Reno, NV. ‘Joan Etorri: Going Forth and Going Back,’ is the name of the symposium to be held today and tomorrow at the Micron Business and Economics Building in the capital city of Idaho. As organizers stated, “2015 marks two 40th anniversary events: the inaugural Boise State Basque Studies Abroad program in Oñati (Basque Country) and the publication of the seminal book ‘Amerikanuak’ in 1975,” and that is the main reason why almost two dozens scholars –coming from both sides of the Atlantic− will bring their research closer to the general public.
Goirigolzarri Garaizar’s research focuses on the language policies and language ideologies of the political parties of the Basque Autonomous Community of Euskadi. “I studied both, the ideology shown in their official programs regarding not just Basque, but also Spanish, French, and foreign languages, and also their attitude towards them,” says the Deusto University scholar.
Iñaki and Gina Asueta
Our protagonist’s first PhD steps in the US were taken in the summer of 2010, when she spent over a month at the Center for Basque Studies.
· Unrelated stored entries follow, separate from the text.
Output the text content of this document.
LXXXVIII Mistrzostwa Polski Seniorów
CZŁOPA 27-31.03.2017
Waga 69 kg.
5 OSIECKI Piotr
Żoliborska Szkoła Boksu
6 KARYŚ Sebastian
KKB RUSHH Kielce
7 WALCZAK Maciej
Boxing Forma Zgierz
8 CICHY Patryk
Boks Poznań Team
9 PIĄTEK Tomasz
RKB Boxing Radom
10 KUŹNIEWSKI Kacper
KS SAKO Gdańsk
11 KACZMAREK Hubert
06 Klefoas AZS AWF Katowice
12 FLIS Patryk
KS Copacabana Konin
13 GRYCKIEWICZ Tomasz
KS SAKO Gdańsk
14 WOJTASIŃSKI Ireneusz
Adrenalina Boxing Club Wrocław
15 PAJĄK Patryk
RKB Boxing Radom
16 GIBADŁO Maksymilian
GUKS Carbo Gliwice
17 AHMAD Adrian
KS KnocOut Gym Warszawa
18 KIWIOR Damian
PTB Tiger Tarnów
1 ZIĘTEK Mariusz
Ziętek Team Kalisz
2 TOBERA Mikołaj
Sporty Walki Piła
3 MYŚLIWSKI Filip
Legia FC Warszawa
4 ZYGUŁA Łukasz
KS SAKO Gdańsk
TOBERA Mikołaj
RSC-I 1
And the Asueta family was a big part of her life, since she stayed at their house and they treated her as a daughter.
Iñaki Asueta was born in Durango, Bizkaia and moved to Florida in 1974, to make a living as a pilotari. When times started changing for the Basques involved with frontons he started his own particular exodus: Rhode Island, Reno, Las Vegas… When the fronton in Vegas shut down in 1983 he decided to retire from his beloved sport.
By that time he was already married to Gina Goñi−a Philippine of Basque descent that had also moved to the US, first in 1978 and, then, definitively, in 1980. So both of them decided to spend four months in the Philippines, with her family and Iñaki get to know each other.
Gina’s grandfather was from Navarre –she thinks he was from the town of Goñi− and made his trip to the Asian country at the beginning of the past Century. Since she moved to the US, she’s been working at different hotel´s –among others, at John Ascuaga’s Nugget Hotel, when it was still owned by the Basque family− and Iñaki has worked as both a miner and a construction worker. He is retired now, but she’s still employed as a Convention Services Manager.